Tutto chiaro, quasi banale, eppure, ancora oggi, persevero nei miei errori, cercando di fare cose sovradimensionate al mio tempo e alla mia attrezzatura. Il più frequente è il desiderio di cimentarmi con le semine. Sembra tutto così facile: controlli se la luna è quella giusta, apri la bustina, prepari i vasetti, li riempi con un buon terriccio fine, prepari i buchi proporzionati alla dimensione dei semi, copri con un velo di terra quelli piccoli o interri quelli più grossi, una spruzzata di acqua, proteggi i vasetti con un telo di plastica trasparente, forato e aspetti. Questa è la teoria. La pratica è diversa. Un anno acquistai da una rinomata ditta inglese una trentina di bustine costosissime. Mi preparai con cura e dopo qualche settimana di attesa, avevo dei vassoi pieni di terra e di piantine germogliate con successo.
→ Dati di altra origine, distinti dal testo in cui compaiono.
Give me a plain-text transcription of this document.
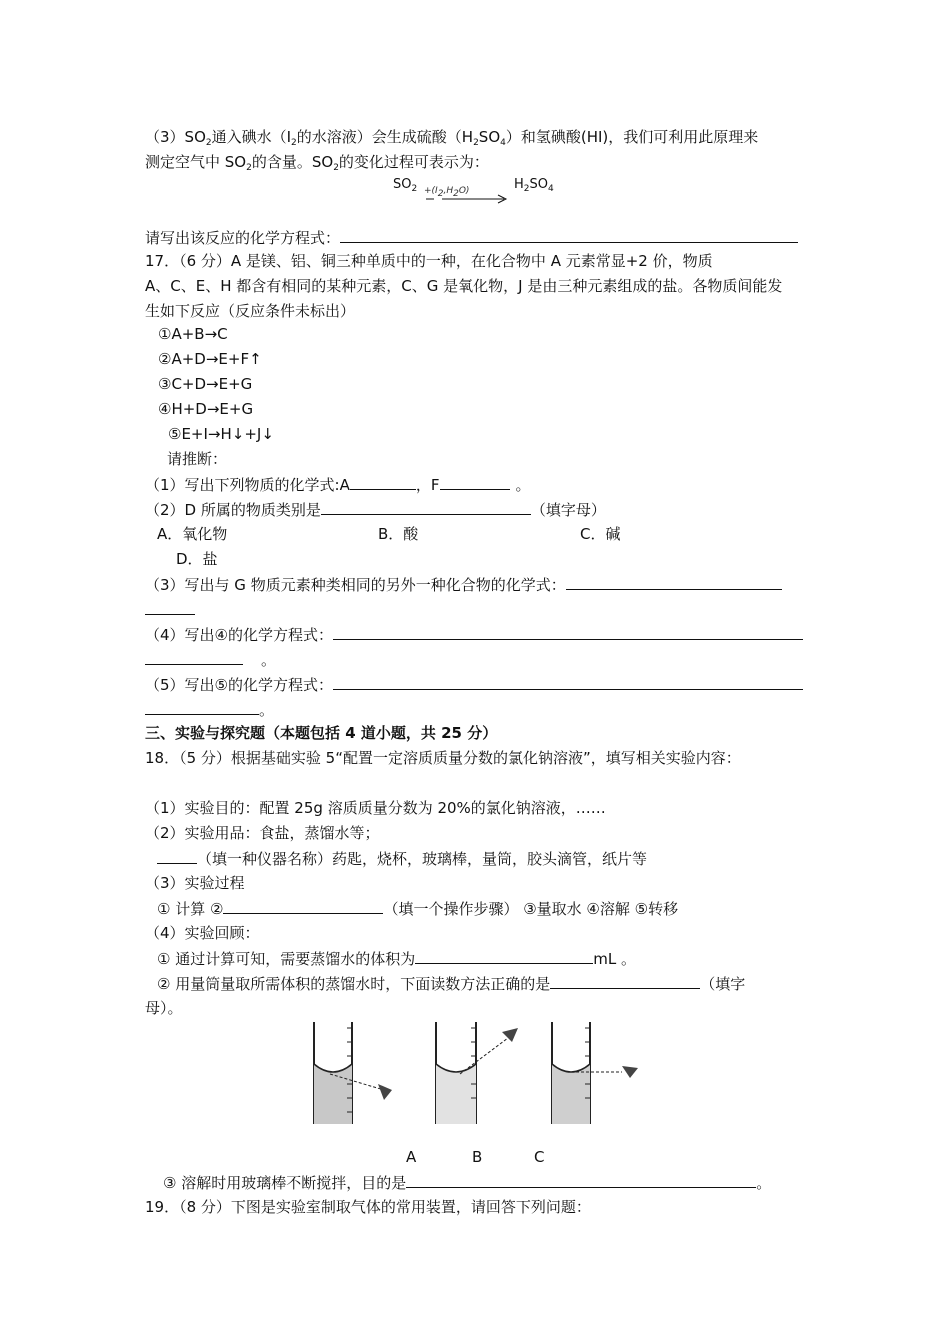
$(3)SO_2$通入碘水（$I_2$的水溶液）会生成硫酸$(H_2SO_4)$和氢碘酸(HI)，我们可利用此原理来
测定空气中 $SO_2$的含量。$SO_2$的变化过程可表示为：
$SO_2 +(I_2,H_2O)$	$H_2SO_4$
请写出该反应的化学方程式：
17．（6 分）A 是镁、铝、铜三种单质中的一种，在化合物中 A 元素常显+2 价，物质
A、C、E、H 都含有相同的某种元素，C、G 是氧化物，J 是由三种元素组成的盐。各物质间能发
生如下反应（反应条件未标出）
①A+B→C
②A+D→E+F↑
③C+D→E+G
④H+D→E+G
⑤E+I→H↓+J↓
请推断：
（1）写出下列物质的化学式:A	，F	。
（2）D 所属的物质类别是	（填字母）
A．氧化物	B．酸	C．碱
D．盐
（3）写出与 G 物质元素种类相同的另外一种化合物的化学式：
（4）写出④的化学方程式：
。
（5）写出⑤的化学方程式：
。
三、实验与探究题（本题包括 4 道小题，共 25 分）
18．（5 分）根据基础实验 5“配置一定溶质质量分数的氯化钠溶液”，填写相关实验内容：
（1）实验目的：配置 25g 溶质质量分数为 20%的氯化钠溶液，……
（2）实验用品：食盐，蒸馏水等；
（填一种仪器名称）药匙，烧杯，玻璃棒，量筒，胶头滴管，纸片等
（3）实验过程
① 计算 ②	（填一个操作步骤） ③量取水 ④溶解 ⑤转移
（4）实验回顾：
① 通过计算可知，需要蒸馏水的体积为	mL 。
② 用量筒量取所需体积的蒸馏水时，下面读数方法正确的是	（填字
母）。
A	B	C
③ 溶解时用玻璃棒不断搅拌，目的是	。
19．（8 分）下图是实验室制取气体的常用装置，请回答下列问题：
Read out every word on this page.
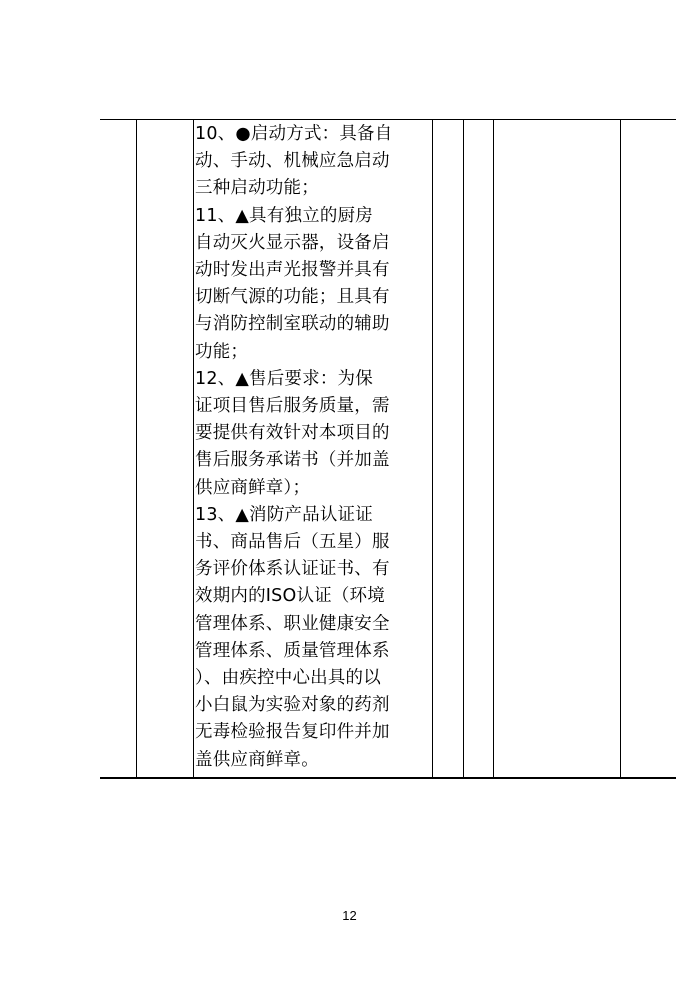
10、●启动方式：具备自
动、手动、机械应急启动
三种启动功能；
11、▲具有独立的厨房
自动灭火显示器，设备启
动时发出声光报警并具有
切断气源的功能；且具有
与消防控制室联动的辅助
功能；
12、▲售后要求：为保
证项目售后服务质量，需
要提供有效针对本项目的
售后服务承诺书（并加盖
供应商鲜章）；
13、▲消防产品认证证
书、商品售后（五星）服
务评价体系认证证书、有
效期内的ISO认证（环境
管理体系、职业健康安全
管理体系、质量管理体系
）、由疾控中心出具的以
小白鼠为实验对象的药剂
无毒检验报告复印件并加
盖供应商鲜章。
12
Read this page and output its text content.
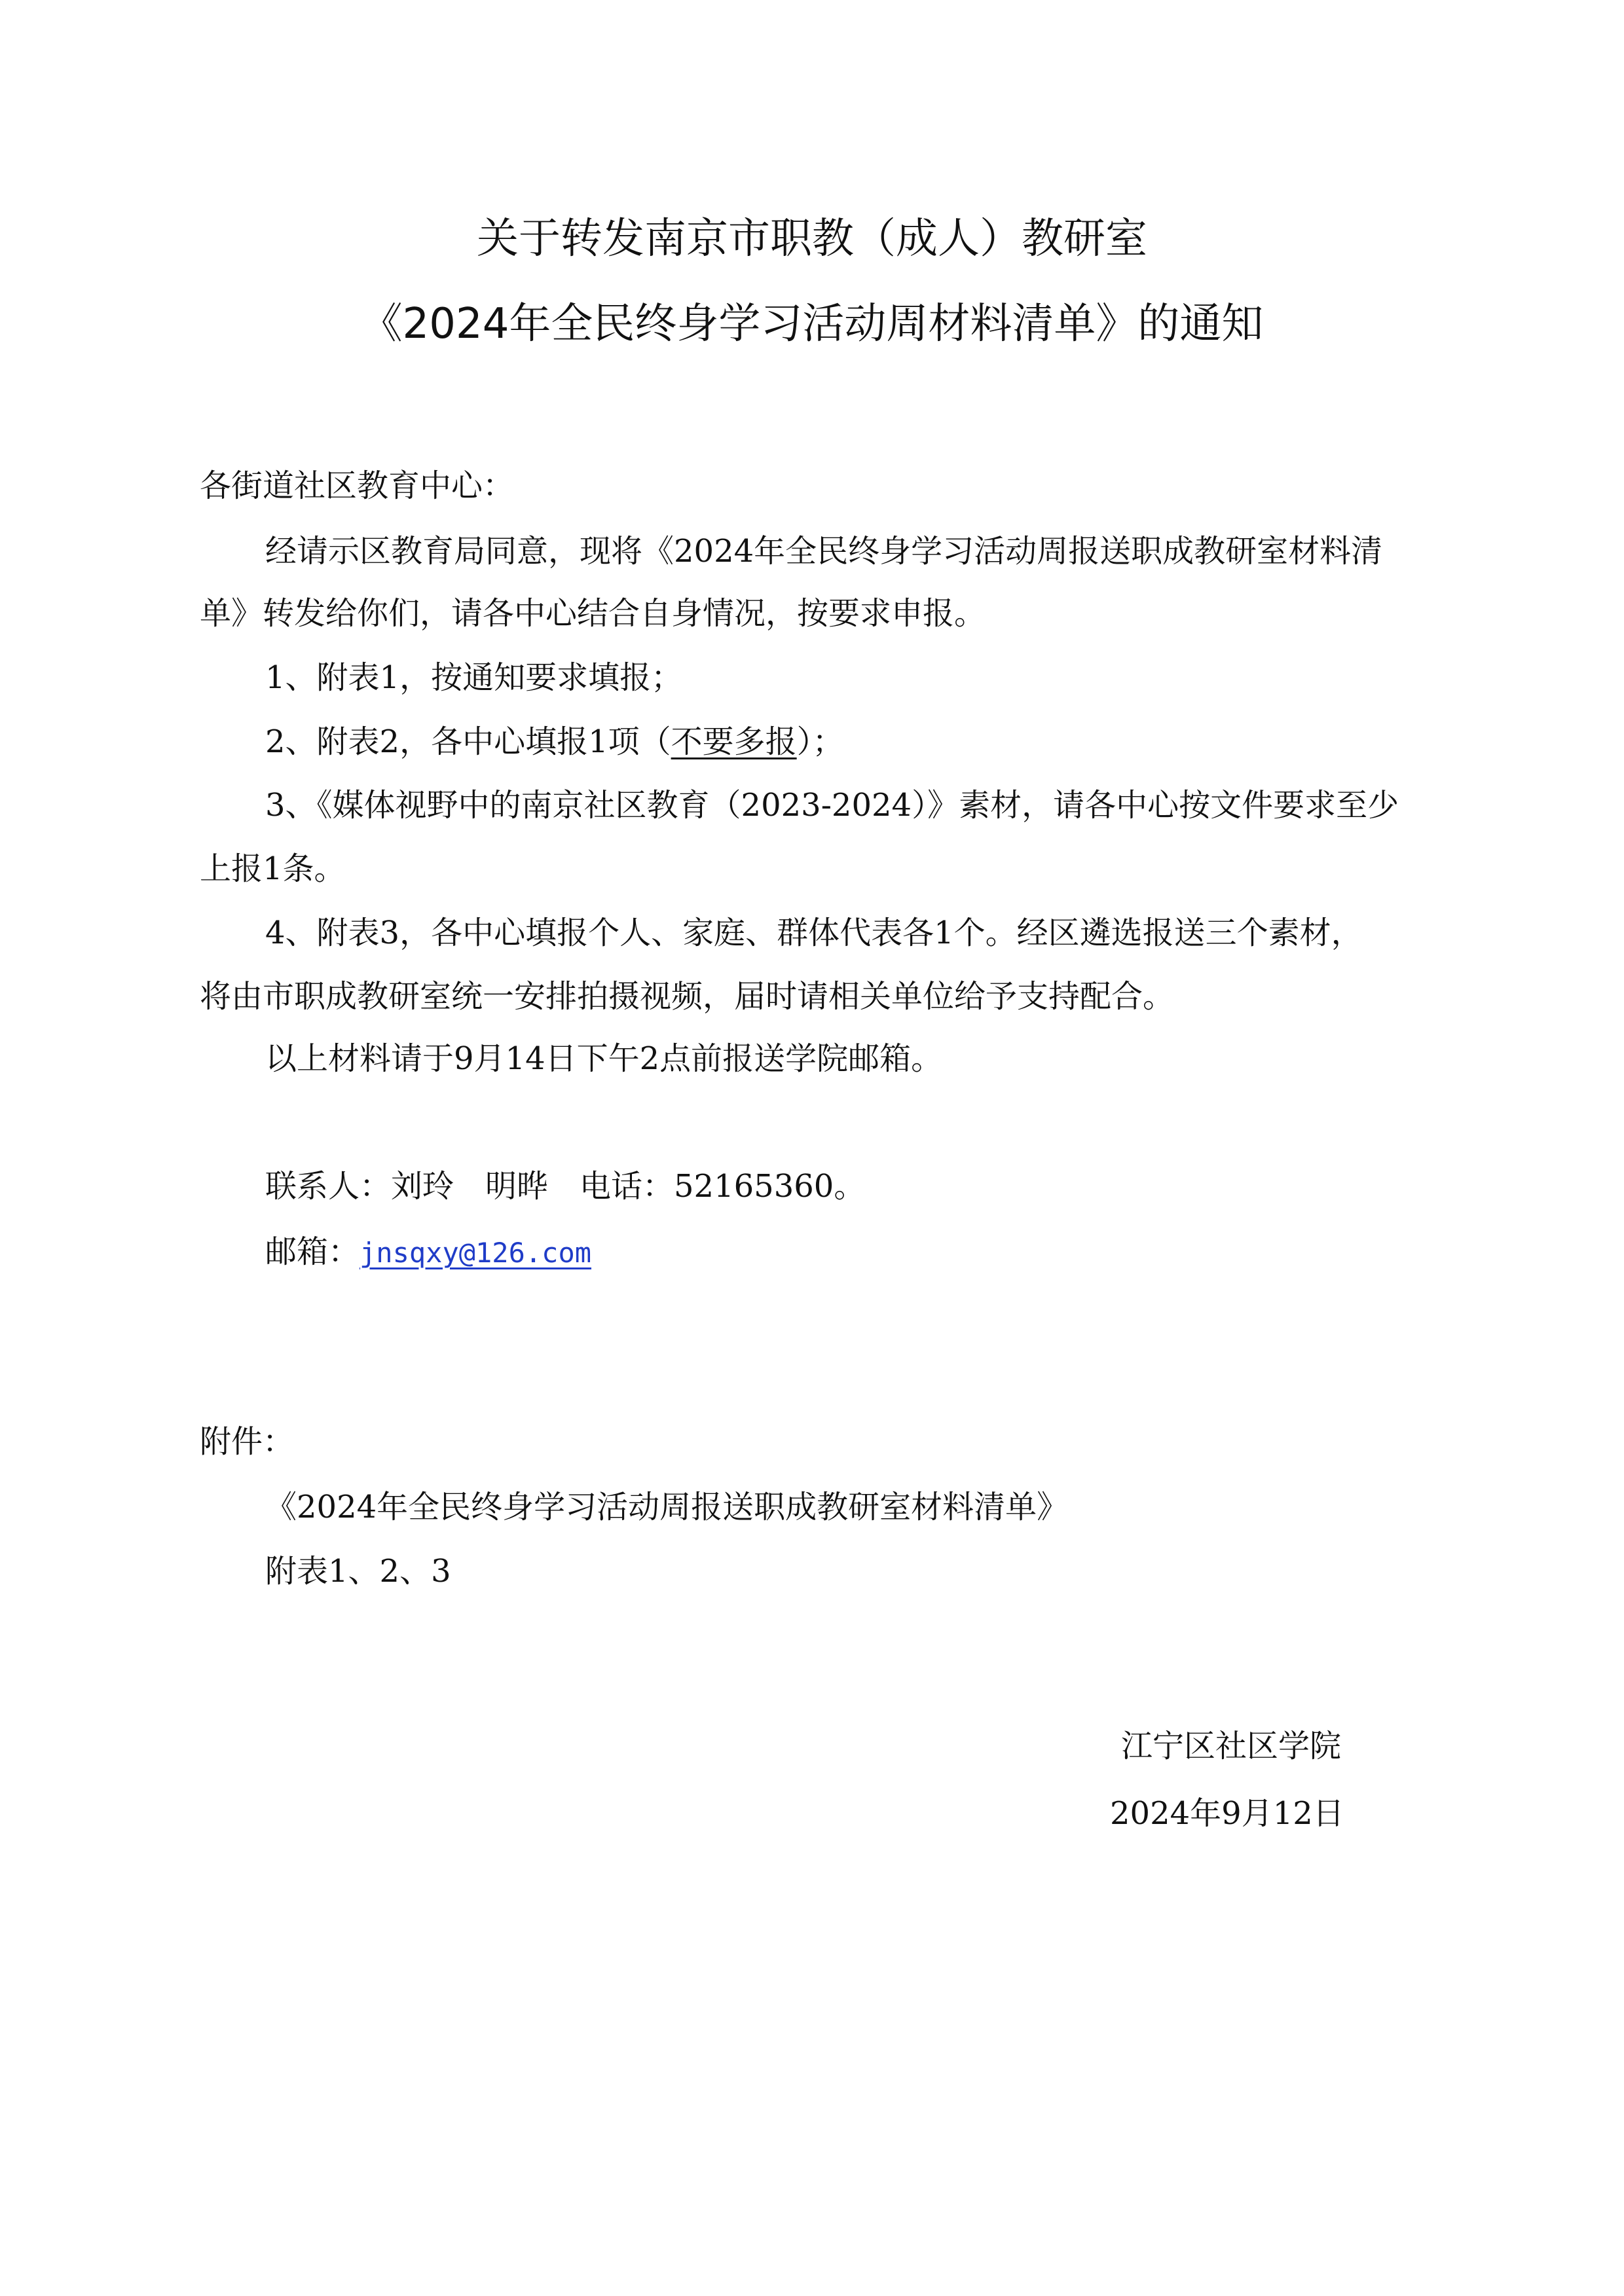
关于转发南京市职教（成人）教研室
《2024年全民终身学习活动周材料清单》的通知
各街道社区教育中心：
经请示区教育局同意，现将《2024年全民终身学习活动周报送职成教研室材料清
单》转发给你们，请各中心结合自身情况，按要求申报。
1、附表1，按通知要求填报；
2、附表2，各中心填报1项（不要多报）；
3、《媒体视野中的南京社区教育（2023-2024）》素材，请各中心按文件要求至少
上报1条。
4、附表3，各中心填报个人、家庭、群体代表各1个。经区遴选报送三个素材，
将由市职成教研室统一安排拍摄视频，届时请相关单位给予支持配合。
以上材料请于9月14日下午2点前报送学院邮箱。
联系人：刘玲　明晔　电话：52165360。
邮箱：jnsqxy@126.com
附件：
《2024年全民终身学习活动周报送职成教研室材料清单》
附表1、2、3
江宁区社区学院
2024年9月12日
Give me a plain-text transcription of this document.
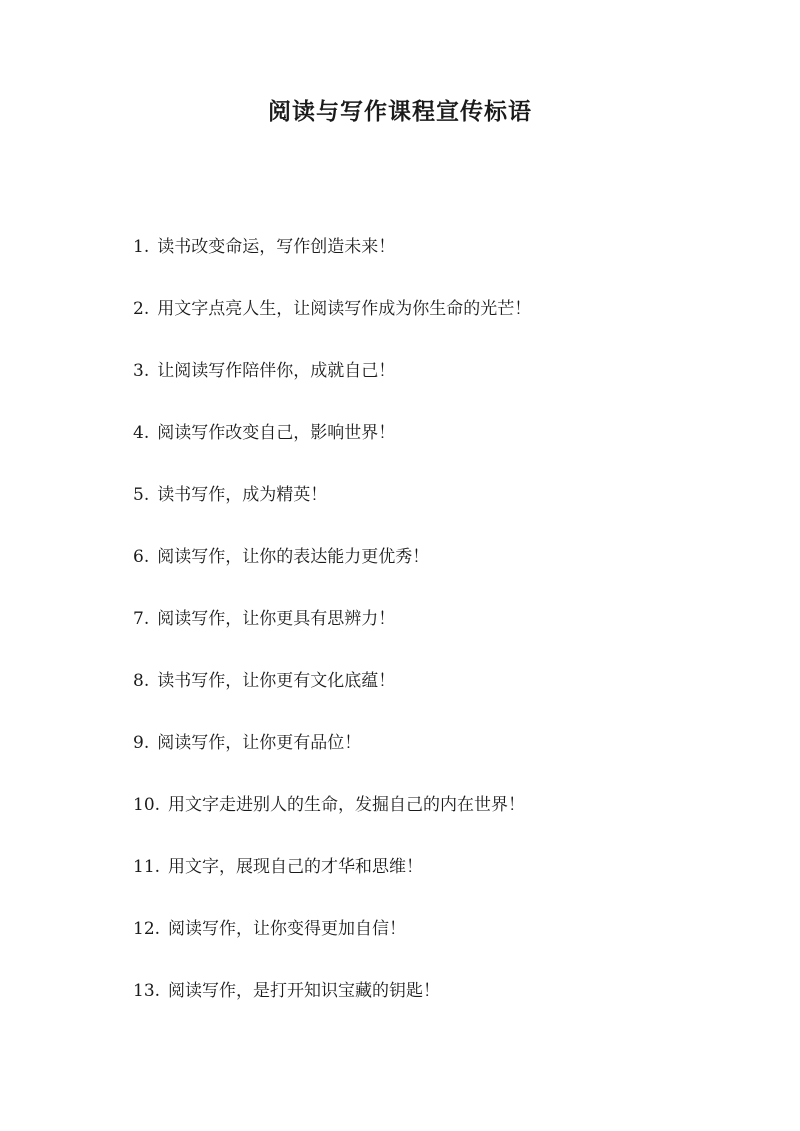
阅读与写作课程宣传标语
1 . 读书改变命运，写作创造未来！
2 . 用文字点亮人生，让阅读写作成为你生命的光芒！
3 . 让阅读写作陪伴你，成就自己！
4 . 阅读写作改变自己，影响世界！
5 . 读书写作，成为精英！
6 . 阅读写作，让你的表达能力更优秀！
7 . 阅读写作，让你更具有思辨力！
8 . 读书写作，让你更有文化底蕴！
9 . 阅读写作，让你更有品位！
10 . 用文字走进别人的生命，发掘自己的内在世界！
11 . 用文字，展现自己的才华和思维！
12 . 阅读写作，让你变得更加自信！
13 . 阅读写作，是打开知识宝藏的钥匙！
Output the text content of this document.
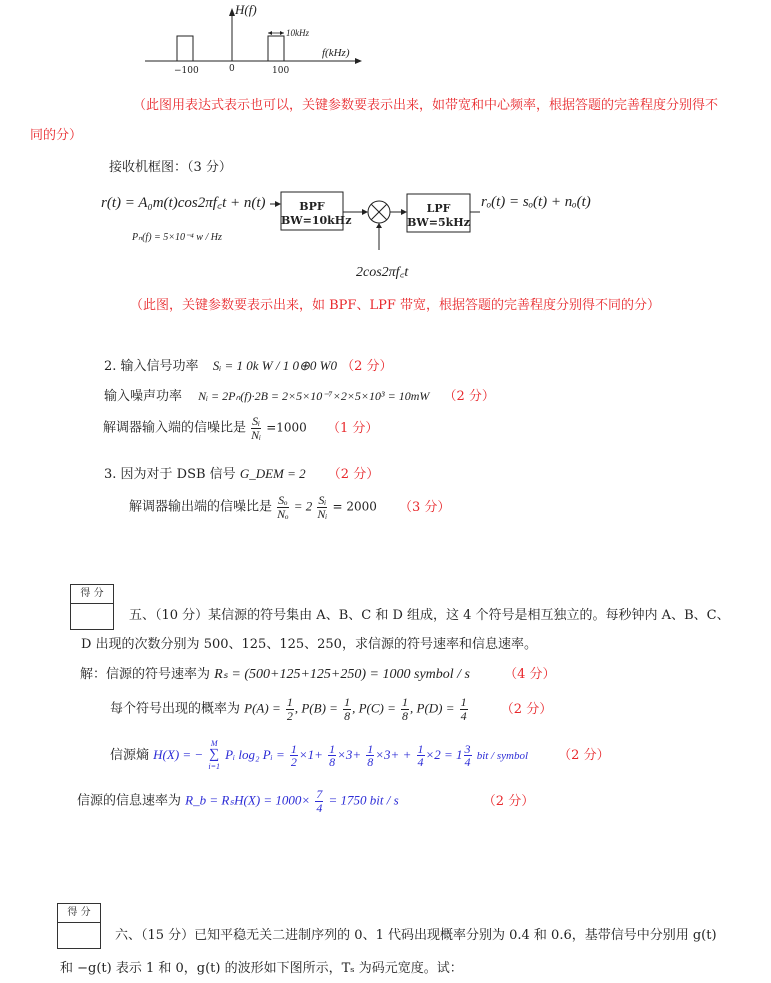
H(f)
f(kHz)
−100	0	100
10kHz
（此图用表达式表示也可以，关键参数要表示出来，如带宽和中心频率，根据答题的完善程度分别得不
同的分）
接收机框图：（3 分）
r(t) = A₀m(t)cos2πf꜀t + n(t)
Pₙ(f) = 5×10⁻⁴ w / Hz
BPF
BW=10kHz
LPF
BW=5kHz
rₒ(t) = sₒ(t) + nₒ(t)
2cos2πf꜀t
（此图，关键参数要表示出来，如 BPF、LPF 带宽，根据答题的完善程度分别得不同的分）
2. 输入信号功率 Sᵢ = 1 0k W / 1 0⊕0 W0 （2 分）
输入噪声功率 Nᵢ = 2Pₙ(f)·2B = 2×5×10⁻⁷×2×5×10³ = 10mW （2 分）
解调器输入端的信噪比是 $\frac{\text{Sᵢ}}{\text{Nᵢ}} =1000$ （1 分）
3. 因为对于 DSB 信号 G_DEM = 2 （2 分）
解调器输出端的信噪比是 $\frac{\text{Sₒ}}{\text{Nₒ}} = 2 \frac{\text{Sᵢ}}{\text{Nᵢ}} = 2000$ （3 分）
得 分
五、（10 分）某信源的符号集由 A、B、C 和 D 组成，这 4 个符号是相互独立的。每秒钟内 A、B、C、
D 出现的次数分别为 500、125、125、250，求信源的符号速率和信息速率。
解：信源的符号速率为 Rₛ = (500+125+125+250) = 1000 symbol / s	（4 分）
每个符号出现的概率为 $P(A) = \frac{1}{2}$ , $P(B) = \frac{1}{8}$ , $P(C) = \frac{1}{8}$ , $P(D) = \frac{1}{4}$	（2 分）
信源熵 H(X) = −
M
∑
i=1
Pᵢ log₂ Pᵢ = $\frac{1}{2} \times 1+ \frac{1}{8} \times 3+ \frac{1}{8} \times 3+ + \frac{1}{4} \times 2 = 1 \frac{3}{4}$ bit / symbol （2 分）
信源的信息速率为 R_b = $R_sH(X) = 1000\times \frac{7}{4} = 1750$ bit / s	（2 分）
得 分
六、（15 分）已知平稳无关二进制序列的 0、1 代码出现概率分别为 0.4 和 0.6，基带信号中分别用 g(t)
和 −g(t) 表示 1 和 0，g(t) 的波形如下图所示，Tₛ 为码元宽度。试：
Quell’anno non feci bene i conti con le lumache e quando decisi di togliere il telo di protezione, mi dimenticai di spolverizzare il tutto con una dose generosa di veleno (non avevo ancora imparato ad usare la cenere come efficace deterrente naturale) e in una notte, tutte le mie piantine furono divorate dalle simpatiche bestiole. Per anni non seminai più nulla.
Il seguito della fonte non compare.